A midair collision involving two small planes in southern Arizona killed two people Wednesday morning, authorities said.
Officials with the Marana Police Department say they responded to a call about the crash at the local airport — just outside Tucson.
Both planes were smaller, fixed-wing single engine planes carrying two people each, according to the Federal Aviation Administration, and they collided midair near the airport. No information has been released yet about the other two passengers.
Marana’s airport is what’s called an “uncontrolled field,” meaning it does not have a manned traffic control tower. Instead, pilots announce their positions regularly through a common radio channel.
The National Transportation Safety Board is conducting an investigation into the crash.

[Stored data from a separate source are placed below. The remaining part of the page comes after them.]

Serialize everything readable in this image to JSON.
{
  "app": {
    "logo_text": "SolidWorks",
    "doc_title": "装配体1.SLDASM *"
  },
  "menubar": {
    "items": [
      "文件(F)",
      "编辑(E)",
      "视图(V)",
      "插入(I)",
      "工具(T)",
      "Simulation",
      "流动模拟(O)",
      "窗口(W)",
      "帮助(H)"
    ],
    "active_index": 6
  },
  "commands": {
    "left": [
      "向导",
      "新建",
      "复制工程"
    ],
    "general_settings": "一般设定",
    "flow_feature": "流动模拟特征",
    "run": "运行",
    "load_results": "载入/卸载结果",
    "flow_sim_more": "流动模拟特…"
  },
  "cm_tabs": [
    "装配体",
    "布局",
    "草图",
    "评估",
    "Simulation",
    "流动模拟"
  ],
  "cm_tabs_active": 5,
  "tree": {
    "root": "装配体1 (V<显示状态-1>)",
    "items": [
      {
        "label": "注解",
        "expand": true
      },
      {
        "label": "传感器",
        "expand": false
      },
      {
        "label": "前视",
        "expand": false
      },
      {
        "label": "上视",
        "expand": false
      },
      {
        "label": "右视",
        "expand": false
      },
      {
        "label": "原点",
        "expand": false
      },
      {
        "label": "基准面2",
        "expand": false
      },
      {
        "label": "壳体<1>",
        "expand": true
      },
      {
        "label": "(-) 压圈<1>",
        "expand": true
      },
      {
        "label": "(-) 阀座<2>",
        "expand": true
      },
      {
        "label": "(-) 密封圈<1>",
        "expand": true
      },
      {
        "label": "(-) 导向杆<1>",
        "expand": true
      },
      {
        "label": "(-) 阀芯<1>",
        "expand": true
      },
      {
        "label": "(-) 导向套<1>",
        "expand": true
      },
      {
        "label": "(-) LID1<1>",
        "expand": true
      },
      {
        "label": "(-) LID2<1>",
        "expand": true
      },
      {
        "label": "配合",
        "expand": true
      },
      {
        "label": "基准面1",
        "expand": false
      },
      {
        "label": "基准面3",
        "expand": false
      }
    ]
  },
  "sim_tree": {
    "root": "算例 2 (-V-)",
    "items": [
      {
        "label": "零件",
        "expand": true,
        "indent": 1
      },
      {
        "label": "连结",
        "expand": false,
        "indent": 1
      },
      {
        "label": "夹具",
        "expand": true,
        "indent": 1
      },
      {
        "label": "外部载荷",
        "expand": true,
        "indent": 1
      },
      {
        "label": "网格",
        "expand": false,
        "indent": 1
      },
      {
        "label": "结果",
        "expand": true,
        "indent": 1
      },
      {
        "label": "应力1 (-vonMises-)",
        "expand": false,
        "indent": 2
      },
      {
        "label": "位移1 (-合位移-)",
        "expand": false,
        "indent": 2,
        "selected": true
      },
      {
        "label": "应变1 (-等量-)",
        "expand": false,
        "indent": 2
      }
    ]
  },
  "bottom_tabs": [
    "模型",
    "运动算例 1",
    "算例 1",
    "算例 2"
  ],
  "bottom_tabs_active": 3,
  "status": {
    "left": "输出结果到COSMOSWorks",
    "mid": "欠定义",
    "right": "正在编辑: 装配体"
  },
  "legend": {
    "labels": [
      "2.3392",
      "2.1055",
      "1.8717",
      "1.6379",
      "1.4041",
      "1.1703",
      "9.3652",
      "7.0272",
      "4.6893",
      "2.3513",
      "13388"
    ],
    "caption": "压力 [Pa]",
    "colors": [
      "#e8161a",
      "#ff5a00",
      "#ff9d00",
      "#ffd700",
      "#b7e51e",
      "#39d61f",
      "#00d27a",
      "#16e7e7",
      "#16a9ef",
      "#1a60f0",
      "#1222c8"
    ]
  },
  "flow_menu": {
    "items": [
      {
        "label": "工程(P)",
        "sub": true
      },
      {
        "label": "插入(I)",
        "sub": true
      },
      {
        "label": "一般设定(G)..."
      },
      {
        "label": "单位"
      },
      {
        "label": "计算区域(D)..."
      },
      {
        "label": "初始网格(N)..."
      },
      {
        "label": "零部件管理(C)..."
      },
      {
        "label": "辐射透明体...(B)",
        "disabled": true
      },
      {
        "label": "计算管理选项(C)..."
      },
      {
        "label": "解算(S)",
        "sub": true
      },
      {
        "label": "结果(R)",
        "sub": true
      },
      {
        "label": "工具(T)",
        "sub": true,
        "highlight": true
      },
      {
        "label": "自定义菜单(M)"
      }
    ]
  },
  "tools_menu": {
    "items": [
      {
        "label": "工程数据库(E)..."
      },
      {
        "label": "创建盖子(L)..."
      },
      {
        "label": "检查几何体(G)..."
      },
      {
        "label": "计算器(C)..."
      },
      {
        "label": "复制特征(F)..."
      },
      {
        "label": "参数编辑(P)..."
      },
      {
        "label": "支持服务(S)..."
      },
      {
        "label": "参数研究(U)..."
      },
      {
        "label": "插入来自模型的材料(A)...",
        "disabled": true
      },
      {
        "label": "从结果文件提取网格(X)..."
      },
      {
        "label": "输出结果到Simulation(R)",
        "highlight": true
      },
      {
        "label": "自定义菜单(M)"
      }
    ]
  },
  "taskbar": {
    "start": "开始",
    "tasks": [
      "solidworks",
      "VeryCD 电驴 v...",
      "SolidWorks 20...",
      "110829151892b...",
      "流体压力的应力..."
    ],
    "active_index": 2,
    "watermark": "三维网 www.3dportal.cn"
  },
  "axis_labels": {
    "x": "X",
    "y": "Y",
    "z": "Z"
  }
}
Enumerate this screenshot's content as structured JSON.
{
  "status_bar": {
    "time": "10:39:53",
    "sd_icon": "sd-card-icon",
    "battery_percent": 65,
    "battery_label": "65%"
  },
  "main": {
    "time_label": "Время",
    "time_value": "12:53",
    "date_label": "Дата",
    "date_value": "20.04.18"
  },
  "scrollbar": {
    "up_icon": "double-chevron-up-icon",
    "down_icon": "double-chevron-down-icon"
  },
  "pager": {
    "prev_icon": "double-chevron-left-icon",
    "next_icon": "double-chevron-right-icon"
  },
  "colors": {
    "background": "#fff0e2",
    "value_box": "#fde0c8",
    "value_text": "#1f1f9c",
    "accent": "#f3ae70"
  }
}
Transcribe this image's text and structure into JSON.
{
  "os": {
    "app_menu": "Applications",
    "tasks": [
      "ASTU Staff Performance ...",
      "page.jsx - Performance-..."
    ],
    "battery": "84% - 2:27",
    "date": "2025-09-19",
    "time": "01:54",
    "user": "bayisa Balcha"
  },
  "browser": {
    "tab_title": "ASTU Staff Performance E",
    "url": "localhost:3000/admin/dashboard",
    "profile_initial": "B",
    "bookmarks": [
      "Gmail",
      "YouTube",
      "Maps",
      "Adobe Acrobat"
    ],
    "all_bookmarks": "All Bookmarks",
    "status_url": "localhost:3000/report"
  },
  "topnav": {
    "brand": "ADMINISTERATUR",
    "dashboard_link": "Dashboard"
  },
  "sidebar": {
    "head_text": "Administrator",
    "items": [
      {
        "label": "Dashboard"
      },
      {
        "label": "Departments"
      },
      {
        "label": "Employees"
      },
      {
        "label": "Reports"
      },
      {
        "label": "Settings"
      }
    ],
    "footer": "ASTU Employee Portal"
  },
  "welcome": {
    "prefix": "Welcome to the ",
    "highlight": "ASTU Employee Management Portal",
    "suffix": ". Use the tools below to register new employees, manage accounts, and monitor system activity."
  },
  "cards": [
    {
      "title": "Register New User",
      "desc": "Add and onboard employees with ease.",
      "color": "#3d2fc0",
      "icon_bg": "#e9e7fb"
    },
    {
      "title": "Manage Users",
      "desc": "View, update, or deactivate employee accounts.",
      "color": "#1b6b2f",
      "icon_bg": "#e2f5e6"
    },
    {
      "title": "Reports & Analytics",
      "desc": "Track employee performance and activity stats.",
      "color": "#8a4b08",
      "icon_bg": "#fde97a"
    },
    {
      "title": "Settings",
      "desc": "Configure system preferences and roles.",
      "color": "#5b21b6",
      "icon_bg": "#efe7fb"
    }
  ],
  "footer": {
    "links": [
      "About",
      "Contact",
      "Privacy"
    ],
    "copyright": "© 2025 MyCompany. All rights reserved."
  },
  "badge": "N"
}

One plane landed uneventfully and the other hit the ground near a runway and caught fire, the National Transportation Safety Board said, citing preliminary information before its investigators had arrived.
The Marana Police Department confirmed that the two people killed were aboard one aircraft and said responders did not have a chance to provide medical treatment. Sgt. Vincent Rizzi said the two people on the other plane were uninjured.
The municipal fire department helped extinguish flames, Rizzi said.
The collision came more than a week after a plane crash in Scottsdale killed one of two pilots of a private jet owned by Mötley Crüe singer Vince Neil. That aircraft veered off a runway and hit a business jet.
It also followed four major aviation disasters that have occurred in North America in the last month. The most recent involved a Delta jet that flipped on its roof while landing in Toronto and the deadly crash of a commuter plane in Alaska.
In late January, 67 people were killed in a midair collision in Washington, D.C., involving an American Airlines passenger jet and an Army helicopter, marking the United States' deadliest aviation disaster since 2001. Just a day later, a medical transport jet with a child patient, her mother and four others aboard crashed into a Philadelphia neighborhood on Jan. 31, exploding in a fireball that engulfed several homes. That crash killed seven people, including all those aboard, and injured 19 others.
The airport in Marana has two intersecting runways and operates without an air traffic control tower.
A multimillion-dollar project was underway to build a tower but delays due to the COVID-19 pandemic pushed back construction. Tens of thousands of flights arrive and depart from the airport annually.
Most airports in the U.S. do not have air traffic control towers, only those with commercial traffic coming in.
At those airspaces, pilots use a designated radio channel to announce intentions for landing and taking off, said Jeff Guzzetti, an airline safety consultant and a former Federal Aviation Administration and NTSB investigator.
Just because an airport doesn’t have a control tower doesn’t mean it’s unsafe, he said.
“All the pilots should be broadcasting on this common traffic advisory frequency. And there’s also a responsibility to see and avoid. Each pilot is responsible to see and avoid so they don’t collide with each other,” Guzzetti said.